During World War 1 he was interned as an enemy alien. He encouraged soldiers to participate in his conditioning programme based on a series of exercises performed on the mat. Towards the end of the war he was transferred to the Isle of man where he helped soldiers in their rehabilitation after injury. This is where he began experimenting with springs on the beds of those soldiers who were bedridden. He realised that doing exercise with resistance helped patients recover muscle tone more quickly. Joseph had no formal training in physical therapy but looked at elements of various activities to develop a system of exercise that became his trademark. His work with war veterans including those with injuries and even loss of limbs resulted in him gaining knowledge of rehabilitation from first-hand experience and results. From self-defence to circus training J Pilates was by no means conventional in his approach to physical fitness.

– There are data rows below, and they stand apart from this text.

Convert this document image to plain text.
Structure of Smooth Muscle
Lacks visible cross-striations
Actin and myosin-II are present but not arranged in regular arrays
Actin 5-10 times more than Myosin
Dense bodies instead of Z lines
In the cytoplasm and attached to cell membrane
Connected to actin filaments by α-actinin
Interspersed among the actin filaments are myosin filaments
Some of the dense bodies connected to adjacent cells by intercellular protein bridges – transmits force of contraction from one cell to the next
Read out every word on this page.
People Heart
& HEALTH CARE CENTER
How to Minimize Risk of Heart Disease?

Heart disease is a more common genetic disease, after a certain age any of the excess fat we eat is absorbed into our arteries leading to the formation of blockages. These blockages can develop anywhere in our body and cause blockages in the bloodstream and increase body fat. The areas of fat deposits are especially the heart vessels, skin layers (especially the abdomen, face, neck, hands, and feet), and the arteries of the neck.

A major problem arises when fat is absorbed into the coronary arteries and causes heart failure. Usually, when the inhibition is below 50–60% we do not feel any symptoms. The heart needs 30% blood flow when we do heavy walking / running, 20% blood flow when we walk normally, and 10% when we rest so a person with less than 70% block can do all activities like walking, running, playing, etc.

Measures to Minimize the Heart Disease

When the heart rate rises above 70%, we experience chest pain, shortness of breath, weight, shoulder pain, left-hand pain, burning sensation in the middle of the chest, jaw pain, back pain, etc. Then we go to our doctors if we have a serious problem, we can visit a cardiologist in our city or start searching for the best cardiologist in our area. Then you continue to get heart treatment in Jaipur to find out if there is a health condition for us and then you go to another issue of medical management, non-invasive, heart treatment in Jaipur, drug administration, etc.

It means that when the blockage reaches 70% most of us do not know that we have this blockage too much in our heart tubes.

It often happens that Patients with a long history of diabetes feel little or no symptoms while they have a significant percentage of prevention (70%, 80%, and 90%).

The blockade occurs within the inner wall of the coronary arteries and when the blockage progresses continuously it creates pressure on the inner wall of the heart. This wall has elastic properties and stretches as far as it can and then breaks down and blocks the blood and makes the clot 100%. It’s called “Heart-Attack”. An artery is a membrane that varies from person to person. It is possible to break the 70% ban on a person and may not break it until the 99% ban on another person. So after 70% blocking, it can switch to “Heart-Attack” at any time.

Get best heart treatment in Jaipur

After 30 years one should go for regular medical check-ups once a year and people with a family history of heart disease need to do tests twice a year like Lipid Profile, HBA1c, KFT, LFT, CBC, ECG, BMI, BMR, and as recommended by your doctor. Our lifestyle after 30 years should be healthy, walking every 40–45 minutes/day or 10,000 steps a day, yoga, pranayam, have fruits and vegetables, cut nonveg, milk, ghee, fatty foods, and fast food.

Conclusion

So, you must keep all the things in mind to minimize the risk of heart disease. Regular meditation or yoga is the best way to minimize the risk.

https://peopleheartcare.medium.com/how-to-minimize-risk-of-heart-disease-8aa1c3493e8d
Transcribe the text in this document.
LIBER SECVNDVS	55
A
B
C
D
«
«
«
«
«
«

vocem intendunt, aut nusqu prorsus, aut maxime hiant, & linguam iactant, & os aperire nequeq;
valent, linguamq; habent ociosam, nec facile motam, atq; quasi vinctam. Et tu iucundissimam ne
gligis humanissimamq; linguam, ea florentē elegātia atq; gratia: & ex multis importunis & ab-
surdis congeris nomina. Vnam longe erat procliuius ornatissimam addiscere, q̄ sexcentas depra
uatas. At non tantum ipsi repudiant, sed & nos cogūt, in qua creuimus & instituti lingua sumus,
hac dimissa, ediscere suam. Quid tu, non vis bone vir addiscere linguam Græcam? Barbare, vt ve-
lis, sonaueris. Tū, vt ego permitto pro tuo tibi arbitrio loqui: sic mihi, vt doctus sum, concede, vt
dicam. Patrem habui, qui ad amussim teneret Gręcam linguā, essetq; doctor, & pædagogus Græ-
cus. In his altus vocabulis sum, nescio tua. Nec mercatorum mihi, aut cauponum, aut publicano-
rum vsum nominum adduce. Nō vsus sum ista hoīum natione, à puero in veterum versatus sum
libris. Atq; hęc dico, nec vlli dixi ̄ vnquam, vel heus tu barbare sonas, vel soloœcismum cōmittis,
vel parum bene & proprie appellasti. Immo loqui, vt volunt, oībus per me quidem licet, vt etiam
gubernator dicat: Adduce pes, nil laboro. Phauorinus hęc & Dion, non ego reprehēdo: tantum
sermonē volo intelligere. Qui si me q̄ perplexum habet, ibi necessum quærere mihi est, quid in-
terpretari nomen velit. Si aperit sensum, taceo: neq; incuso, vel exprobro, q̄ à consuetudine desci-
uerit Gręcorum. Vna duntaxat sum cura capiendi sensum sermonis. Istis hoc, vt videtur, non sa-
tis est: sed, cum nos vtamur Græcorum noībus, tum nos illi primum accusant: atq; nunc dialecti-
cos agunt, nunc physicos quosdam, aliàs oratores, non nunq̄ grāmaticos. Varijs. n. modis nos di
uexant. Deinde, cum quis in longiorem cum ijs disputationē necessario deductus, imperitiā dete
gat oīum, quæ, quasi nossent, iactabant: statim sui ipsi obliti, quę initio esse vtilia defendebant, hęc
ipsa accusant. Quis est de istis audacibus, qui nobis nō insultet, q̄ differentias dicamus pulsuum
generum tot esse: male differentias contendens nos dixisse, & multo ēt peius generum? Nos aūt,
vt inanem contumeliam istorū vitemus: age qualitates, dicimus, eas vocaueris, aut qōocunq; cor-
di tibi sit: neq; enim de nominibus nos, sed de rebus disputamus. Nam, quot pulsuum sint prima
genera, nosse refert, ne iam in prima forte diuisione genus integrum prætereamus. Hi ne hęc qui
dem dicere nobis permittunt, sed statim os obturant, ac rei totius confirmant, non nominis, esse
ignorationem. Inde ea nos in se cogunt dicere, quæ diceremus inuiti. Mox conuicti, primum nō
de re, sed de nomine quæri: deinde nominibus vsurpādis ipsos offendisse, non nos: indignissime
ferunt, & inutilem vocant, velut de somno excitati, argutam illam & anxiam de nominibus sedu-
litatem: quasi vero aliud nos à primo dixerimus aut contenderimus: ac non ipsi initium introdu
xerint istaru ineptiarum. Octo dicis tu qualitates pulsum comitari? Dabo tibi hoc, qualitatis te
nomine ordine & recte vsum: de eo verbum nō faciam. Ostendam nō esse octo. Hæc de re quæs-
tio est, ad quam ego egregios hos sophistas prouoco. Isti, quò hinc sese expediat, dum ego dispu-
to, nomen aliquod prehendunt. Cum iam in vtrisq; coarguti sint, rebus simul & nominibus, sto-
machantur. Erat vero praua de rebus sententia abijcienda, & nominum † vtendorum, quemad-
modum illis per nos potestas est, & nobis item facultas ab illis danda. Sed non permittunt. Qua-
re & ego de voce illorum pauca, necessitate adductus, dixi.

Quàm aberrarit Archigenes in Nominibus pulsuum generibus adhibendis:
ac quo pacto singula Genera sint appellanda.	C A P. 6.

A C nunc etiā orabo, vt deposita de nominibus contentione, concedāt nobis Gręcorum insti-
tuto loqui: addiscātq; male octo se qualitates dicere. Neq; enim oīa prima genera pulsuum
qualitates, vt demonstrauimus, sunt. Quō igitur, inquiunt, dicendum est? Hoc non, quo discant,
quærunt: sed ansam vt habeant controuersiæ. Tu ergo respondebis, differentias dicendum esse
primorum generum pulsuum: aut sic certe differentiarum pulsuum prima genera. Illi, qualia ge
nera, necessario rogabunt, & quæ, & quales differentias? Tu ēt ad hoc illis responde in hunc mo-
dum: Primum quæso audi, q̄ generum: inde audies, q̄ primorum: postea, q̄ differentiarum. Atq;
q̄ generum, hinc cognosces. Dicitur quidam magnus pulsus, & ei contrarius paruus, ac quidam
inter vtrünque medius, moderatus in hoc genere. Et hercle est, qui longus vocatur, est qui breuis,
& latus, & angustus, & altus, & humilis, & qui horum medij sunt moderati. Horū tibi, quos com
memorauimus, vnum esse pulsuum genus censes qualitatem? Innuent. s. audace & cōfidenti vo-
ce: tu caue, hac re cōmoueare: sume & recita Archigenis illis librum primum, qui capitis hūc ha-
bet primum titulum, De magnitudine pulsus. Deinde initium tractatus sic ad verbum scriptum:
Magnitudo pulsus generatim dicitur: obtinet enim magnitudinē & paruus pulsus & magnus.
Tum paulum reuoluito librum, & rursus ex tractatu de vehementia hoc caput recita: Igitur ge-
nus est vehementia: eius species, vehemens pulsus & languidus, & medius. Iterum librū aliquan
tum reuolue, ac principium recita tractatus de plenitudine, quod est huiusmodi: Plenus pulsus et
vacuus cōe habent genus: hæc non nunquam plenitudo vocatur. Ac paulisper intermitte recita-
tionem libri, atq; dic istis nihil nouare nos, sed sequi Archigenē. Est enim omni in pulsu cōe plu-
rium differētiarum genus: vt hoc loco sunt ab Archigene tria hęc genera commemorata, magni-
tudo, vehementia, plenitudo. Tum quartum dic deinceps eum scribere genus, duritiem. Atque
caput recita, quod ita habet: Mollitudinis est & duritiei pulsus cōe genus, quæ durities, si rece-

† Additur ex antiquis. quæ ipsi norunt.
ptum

Nowadays we really heavily on medical research but in those days there was very little information for Pilates to draw on, so much of his work was discovered through trial and error and he was way ahead of his time in the way he prescribed his exercises. He worked very much on an individual basis in the sense that he would vary the exercises according the specific needs and body type of the client.
After the war he returned to Germany where he continued working on his methods and developing his equipment. At around this time he met Rudolph Laban, the creator of Labanotation, the most well-known form of dance notation. This introduced him to the dance world.
In 1926 Pilates moved to America and, along with his wife, Clara, opened and ran a studio in New York. He worked with dancers who were injured and managed to get them back to the stage so quickly that he gained an excellent reputation within the dance world and was highly recommended by both Martha Graham and George Balanchine.
Pilates as a form of exercise and rehabilitation has long been associated with dancers. By the time he died in 1967, at the grand old age of 87, a number of studios based on his method had opened. Pilates taught his assistants by apprenticeship.